Mr. Speaker, I would like to respond to Bill C-208 introduced by the hon. member for Jonquière. Bill C-208 proposes amendments to the criminal code as a means of protecting child victims of sexual offences.
The first of these amendments is a reclassification of certain sexual offences from hybrid offences, which may be prosecuted either summarily or by indictment, to indictable offences. The bill also seeks to impose graduated mandatory minimum sentences for the offences of sexual interference and invitation to sexual touching of a person under the age of 14. Finally, offenders convicted of any of the sexual offences listed in the bill, including sexual assault against adult or child victims, must undergo mandatory treatment.
I would like to indicate at the outset that the government is committed to work to safeguard Canadian children and to protect them from all forms of sexual exploitation. However, we do not believe that the proposed amendments to the criminal code are the appropriate means of achieving those goals.
First, the reclassification of these offences from hybrid to indictable is problematic as they are intended to cover a broad array of fact situations which range from minor offences to more serious matters. It would be inappropriate to mandate that the less serious offences which are covered by these criminal code provisions be prosecuted as indictable offences.
In addition, proceeding by indictment is a more lengthy and formal procedure which places additional burdens on child victims who may be required to testify at both a preliminary inquiry and at the trial.

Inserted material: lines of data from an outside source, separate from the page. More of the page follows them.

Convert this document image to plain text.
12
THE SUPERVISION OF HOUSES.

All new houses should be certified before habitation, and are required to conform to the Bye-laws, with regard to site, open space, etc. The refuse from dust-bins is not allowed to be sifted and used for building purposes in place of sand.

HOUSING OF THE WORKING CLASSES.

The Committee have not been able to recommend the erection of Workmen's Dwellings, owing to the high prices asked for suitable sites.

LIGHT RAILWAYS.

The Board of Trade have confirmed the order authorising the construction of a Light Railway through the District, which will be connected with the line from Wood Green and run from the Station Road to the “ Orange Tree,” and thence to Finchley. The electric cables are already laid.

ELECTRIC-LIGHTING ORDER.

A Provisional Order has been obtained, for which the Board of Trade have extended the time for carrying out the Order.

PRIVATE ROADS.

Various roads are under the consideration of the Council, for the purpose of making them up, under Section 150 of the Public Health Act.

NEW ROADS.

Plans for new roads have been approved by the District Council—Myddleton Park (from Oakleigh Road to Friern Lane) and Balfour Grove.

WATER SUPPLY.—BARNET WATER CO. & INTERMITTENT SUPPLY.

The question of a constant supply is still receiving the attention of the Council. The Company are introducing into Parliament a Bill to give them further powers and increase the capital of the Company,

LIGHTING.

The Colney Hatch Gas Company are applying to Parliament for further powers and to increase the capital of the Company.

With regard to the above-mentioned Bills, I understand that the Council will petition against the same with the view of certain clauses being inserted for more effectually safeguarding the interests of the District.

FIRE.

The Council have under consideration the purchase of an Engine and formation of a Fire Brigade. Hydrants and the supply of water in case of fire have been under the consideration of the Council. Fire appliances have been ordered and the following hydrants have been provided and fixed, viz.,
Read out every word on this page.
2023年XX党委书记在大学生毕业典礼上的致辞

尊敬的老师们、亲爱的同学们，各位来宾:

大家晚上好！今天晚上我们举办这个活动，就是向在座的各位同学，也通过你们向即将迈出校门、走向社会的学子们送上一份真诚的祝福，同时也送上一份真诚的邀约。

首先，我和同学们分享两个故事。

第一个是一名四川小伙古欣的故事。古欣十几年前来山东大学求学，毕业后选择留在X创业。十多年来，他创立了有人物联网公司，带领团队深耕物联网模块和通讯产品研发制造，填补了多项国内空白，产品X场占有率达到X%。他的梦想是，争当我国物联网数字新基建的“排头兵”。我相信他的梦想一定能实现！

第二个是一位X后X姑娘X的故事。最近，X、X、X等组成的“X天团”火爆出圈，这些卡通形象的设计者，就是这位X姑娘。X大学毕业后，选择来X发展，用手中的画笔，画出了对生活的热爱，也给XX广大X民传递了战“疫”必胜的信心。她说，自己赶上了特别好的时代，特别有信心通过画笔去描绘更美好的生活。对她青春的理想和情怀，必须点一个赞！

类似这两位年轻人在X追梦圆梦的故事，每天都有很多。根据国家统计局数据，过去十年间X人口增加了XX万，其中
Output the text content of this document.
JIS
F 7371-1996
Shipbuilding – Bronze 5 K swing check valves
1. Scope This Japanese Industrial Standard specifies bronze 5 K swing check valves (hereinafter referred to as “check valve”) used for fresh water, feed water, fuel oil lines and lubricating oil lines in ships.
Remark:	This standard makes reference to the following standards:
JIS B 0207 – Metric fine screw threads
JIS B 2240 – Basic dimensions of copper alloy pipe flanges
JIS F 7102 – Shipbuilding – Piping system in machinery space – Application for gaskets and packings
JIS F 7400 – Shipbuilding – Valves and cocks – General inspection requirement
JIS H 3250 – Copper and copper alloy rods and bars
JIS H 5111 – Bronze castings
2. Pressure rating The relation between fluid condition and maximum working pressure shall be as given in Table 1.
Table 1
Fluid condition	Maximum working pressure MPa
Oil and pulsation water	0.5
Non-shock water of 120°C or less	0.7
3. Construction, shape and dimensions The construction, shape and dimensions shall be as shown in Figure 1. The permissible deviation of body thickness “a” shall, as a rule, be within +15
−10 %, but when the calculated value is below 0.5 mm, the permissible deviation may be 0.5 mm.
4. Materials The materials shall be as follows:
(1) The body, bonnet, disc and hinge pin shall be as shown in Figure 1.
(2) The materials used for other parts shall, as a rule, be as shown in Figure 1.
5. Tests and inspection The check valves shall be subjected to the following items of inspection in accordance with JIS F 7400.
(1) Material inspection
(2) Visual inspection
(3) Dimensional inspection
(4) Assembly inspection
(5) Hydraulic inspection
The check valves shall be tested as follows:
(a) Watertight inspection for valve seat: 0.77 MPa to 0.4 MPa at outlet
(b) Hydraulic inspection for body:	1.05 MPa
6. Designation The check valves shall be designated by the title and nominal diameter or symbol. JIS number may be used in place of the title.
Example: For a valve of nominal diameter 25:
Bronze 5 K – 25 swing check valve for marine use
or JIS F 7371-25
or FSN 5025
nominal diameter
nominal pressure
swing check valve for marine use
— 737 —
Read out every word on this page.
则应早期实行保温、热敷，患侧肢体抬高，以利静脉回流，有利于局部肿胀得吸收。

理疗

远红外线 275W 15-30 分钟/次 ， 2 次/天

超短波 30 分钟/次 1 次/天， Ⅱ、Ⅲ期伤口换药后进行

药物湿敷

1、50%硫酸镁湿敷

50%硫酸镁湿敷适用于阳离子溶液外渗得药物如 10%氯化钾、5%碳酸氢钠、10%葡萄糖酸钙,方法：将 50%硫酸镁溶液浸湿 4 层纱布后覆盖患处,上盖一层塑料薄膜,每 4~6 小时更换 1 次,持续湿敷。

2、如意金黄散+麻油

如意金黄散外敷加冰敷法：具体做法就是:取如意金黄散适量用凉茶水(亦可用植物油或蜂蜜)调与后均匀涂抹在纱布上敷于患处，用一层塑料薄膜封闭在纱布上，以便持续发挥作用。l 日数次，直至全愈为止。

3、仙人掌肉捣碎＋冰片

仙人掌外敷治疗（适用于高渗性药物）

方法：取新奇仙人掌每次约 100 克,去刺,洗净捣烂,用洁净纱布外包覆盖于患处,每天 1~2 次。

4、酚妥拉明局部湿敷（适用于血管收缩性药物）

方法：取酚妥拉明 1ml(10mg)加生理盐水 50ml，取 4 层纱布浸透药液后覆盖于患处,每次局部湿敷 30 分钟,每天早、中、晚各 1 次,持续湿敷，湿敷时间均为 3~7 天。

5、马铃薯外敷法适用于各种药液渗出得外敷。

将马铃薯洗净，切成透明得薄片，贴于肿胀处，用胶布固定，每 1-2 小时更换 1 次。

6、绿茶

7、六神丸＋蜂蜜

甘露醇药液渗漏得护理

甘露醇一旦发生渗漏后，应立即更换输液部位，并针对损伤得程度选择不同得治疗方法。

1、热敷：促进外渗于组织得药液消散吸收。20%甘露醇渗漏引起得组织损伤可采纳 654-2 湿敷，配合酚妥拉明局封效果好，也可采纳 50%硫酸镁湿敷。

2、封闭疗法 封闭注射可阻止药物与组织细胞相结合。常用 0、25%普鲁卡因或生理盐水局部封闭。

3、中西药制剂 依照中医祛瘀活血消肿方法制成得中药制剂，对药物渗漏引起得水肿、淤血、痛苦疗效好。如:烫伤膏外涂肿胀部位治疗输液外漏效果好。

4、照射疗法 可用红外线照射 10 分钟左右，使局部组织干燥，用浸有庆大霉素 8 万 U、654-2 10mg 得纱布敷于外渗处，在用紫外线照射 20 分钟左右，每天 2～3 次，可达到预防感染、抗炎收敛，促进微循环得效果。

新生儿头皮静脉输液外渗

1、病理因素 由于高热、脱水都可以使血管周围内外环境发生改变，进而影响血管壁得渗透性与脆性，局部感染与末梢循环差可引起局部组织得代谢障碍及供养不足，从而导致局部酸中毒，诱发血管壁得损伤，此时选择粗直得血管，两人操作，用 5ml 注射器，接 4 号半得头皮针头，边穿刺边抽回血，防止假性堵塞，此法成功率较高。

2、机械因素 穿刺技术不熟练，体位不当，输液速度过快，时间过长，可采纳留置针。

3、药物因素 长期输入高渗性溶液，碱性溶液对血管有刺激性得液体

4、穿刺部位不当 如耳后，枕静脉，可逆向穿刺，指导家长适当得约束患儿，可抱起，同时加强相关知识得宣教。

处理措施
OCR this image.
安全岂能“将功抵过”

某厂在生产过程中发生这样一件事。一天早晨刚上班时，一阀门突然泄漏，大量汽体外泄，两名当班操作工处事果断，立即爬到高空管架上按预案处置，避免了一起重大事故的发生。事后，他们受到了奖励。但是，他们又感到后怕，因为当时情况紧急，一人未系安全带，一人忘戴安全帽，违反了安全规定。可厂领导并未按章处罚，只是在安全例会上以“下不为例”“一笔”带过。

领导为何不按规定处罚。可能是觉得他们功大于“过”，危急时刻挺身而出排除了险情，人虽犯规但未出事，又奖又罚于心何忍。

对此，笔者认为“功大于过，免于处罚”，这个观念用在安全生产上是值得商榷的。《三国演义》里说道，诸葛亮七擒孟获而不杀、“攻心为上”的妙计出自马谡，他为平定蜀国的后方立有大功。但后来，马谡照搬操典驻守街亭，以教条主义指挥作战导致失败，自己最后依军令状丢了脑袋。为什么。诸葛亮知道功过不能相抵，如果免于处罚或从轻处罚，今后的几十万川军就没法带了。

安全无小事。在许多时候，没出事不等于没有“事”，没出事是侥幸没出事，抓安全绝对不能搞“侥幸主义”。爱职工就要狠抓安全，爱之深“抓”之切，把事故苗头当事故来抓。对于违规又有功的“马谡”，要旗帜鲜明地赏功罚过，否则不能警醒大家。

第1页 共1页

With respect to the use of mandatory minimum sentences for sexual offenders, we must be mindful that their use in Canada is limited. Only 29 offences in the criminal code carry mandatory minimum penalties. A recent evaluation of the research in this area in the Department of Justice provides little support for any initiatives to expand the use of mandatory minimum penalties in Canadian law.
The evidence indicates that mandatory penalties in general are not effective in deterring crime and have many unintended harmful consequences in the criminal justice system, such as dramatically increased costs due to more and longer trials, fewer guilty pleas, and increased numbers in remand custody. In short, it is not clear that mandating such penalties would meet the goal of Bill C-208, which is to protect children from sexual offenders.
The use of mandatory treatment programs for all offenders convicted of one of the sexual offences listed in Bill C-208 raises issues of capacity and costs.
The House will note that the offence of sexual assault is included in Bill C-208. This is an offence which covers a broad range of behaviour and which applies to both adult and child victims. Consequently, the offenders prosecuted under this and other listed offences would present a diversity of treatment needs so that a variety of programs would have to be developed.
Additionally, the bill is inconsistent in its approach as it only proscribes treatment for offenders convicted of certain sexual offences while omitting others, including more serious sexual assaults.
Any reforms concerning the protection of children from sexual offences are best addressed in the context of an ongoing comprehensive review of the criminal law dealing with child victims, which is currently under way in the Department of Justice.
In November 1999 the department launched a consultation and review of the criminal law to assess the need for reforms addressing child specific offences, sentencing to prevent reoffending against children, facilitating child victim/witness testimony, and the age of consent to sexual activity.
The project is examining whether criminal code reforms are required to ensure that the serious nature of any offence against children is reflected adequately in general sentencing principles, aggravating mitigating factors, sentencing options, and how to better protect children from known sex offenders. The results of the consultation were recently presented to the Minister of Justice and to his federal, provincial and territorial counterparts at their meeting in February. They have directed federal, provincial and territorial senior officials to develop follow-up options for their consideration.
Before concluding I would like to remind the House that the government has taken and continues to take many other important steps to better protect children from sexual exploitation. For example, on November 10 last year, Canada signed the United Nations optional protocol to the convention on the rights of the child, on the sale of children, child prostitution and child pornography. This step exemplifies Canada's strong commitment to better protect children against sexual exploitation in the international context.
As well, on March 14 last year the Minister of Justice introduced Bill C-15, which proposed criminal code amendments that would better protect children from sexual exploitation. The bill included the creation of the following offences: using the Internet to lure and exploit children for sexual purposes; and transmitting, making available, exporting and intentionally accessing child pornography on the Internet. The bill also simplified the process for the prosecution of Canadians who sexually assault children while abroad.
These reforms are now in Bill C-15A. I am pleased to note that the bill has now passed third reading in the Senate with three amendments. It is now returning to the House for final consideration of those three amendments.
While we cannot support the member's bill for the reasons I have outlined in my remarks, let me state that the government, like the hon. member for Jonquière, is very concerned, as are all Canadians, about sexual offences against children. This is why the government will spare no effort in order to protect Canadian children from such offences.